Evaluating automated subject indexing
A framework

by Koraljka Golub

keynote speech at 7th ISKO Italy Meeting : Bologna : April 20, 2015


Presentation

The presentation is available in PDF format. Download

Abstract

In order to improve search for information by people, it is important to have a good idea to what degree is it possible to apply automated subject indexing or classification, based either on controlled indexing languages or on derived indexing of keywords from the resource at hand itself.

Automated subject assignment has the potential to help deal with scale and sustainability in creating and enriching metadata, establishing more connections across and between resources and enhancing consistency. While some software vendors and experimental researchers claim automated tools can replace manual subject indexing, hard scientific evidence of their performance in operating information environments is scarce. A major reason for this is that research is usually conducted in laboratory conditions, excluding the complexities of real-life systems and situations.
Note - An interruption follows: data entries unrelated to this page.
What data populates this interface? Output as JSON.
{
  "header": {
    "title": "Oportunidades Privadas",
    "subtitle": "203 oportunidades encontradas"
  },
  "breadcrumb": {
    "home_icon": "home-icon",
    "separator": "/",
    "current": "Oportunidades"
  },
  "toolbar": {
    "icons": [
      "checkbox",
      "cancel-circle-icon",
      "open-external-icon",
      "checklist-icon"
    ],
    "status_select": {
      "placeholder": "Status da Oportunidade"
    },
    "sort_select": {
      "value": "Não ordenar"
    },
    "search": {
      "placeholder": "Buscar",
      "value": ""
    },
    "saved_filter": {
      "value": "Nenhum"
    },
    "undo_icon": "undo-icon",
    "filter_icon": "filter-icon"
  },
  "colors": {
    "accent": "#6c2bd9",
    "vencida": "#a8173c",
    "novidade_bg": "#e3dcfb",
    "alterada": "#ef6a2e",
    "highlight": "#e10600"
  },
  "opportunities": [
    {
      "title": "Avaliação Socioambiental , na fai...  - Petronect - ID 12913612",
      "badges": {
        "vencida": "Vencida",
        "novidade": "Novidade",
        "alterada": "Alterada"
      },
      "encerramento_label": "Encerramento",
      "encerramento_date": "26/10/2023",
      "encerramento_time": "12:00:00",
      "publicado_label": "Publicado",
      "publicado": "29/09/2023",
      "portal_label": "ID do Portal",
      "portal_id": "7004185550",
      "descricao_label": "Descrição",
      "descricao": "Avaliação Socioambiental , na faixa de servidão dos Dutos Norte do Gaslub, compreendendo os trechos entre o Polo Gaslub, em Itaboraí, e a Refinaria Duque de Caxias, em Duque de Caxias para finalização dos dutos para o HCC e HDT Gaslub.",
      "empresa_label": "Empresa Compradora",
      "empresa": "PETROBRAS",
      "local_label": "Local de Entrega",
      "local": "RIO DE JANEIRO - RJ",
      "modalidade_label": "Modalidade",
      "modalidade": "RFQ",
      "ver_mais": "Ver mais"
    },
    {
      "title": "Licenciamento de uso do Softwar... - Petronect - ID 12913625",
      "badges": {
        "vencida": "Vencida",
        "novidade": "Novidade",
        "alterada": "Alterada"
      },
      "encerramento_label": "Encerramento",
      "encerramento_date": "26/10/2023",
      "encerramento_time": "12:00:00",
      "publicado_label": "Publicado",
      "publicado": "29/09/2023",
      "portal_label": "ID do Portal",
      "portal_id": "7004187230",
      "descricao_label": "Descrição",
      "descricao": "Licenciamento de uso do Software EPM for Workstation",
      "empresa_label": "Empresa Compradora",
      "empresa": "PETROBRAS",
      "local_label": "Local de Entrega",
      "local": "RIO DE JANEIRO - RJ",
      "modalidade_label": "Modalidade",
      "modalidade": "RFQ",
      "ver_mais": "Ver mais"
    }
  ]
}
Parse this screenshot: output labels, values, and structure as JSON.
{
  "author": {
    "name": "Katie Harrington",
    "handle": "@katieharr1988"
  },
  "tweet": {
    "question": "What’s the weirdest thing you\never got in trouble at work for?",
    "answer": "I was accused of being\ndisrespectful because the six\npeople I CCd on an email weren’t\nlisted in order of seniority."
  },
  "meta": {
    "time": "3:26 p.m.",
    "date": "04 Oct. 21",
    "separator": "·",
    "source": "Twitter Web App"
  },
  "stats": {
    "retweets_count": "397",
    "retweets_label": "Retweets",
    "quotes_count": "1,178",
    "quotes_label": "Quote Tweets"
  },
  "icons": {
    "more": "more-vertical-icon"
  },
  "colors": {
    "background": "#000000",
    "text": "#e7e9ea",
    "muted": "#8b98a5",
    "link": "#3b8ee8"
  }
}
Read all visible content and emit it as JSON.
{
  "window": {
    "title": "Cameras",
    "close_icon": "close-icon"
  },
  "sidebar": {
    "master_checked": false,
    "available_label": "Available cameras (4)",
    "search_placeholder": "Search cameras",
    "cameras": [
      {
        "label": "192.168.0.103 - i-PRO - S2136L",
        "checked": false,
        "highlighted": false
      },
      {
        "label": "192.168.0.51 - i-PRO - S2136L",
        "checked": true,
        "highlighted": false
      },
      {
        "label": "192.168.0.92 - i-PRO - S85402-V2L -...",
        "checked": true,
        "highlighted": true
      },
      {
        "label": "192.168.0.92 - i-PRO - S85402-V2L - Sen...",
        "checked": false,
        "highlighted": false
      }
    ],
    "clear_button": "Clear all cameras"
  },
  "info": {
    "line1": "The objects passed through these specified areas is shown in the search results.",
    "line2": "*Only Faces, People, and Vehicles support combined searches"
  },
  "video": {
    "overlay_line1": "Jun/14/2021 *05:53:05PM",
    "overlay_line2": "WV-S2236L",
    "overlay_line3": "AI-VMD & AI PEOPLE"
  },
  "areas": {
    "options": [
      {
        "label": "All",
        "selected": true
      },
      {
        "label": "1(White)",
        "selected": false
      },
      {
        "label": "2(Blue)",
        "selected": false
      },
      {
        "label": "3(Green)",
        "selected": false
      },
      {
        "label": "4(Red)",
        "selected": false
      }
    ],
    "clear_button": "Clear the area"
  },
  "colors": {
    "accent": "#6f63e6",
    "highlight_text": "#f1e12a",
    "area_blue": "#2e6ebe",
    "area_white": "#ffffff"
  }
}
The talk reviews issues with existing evaluation approaches such as problems of aboutness and relevance assessments, implying the need to use more than a single "gold standard" method when evaluating indexing and retrieval. A comprehensive evaluation framework is proposed, informed by a review of the literature on manual and automated indexing.

Three major steps are predicted.

  1. Automatically assigned terms are compared against a carefully crafted "gold standard". The "gold standard" of subject index terms is developed through input of professional catalogue librarians, end users who are experts in the subject at hand, end users who are inexperienced in the subject, as well as automated subject indexers.
  2. The evaluation takes place in the context of actual information retrieval. This step involves end users conducting actual searching on the indexed collection of resources and marking how relevant each retrieved resource is. The analysis also includes looking at what caused the retrieval of the document at hand: a cataloguer's term, subject expert's term, inexperienced user's term or an automated term.
  3. Third, the quality of computer-assisted indexing is evaluated in the context of an indexing workflow. Methodology is also enriched by log analysis and questionnaires to help contextualize the results.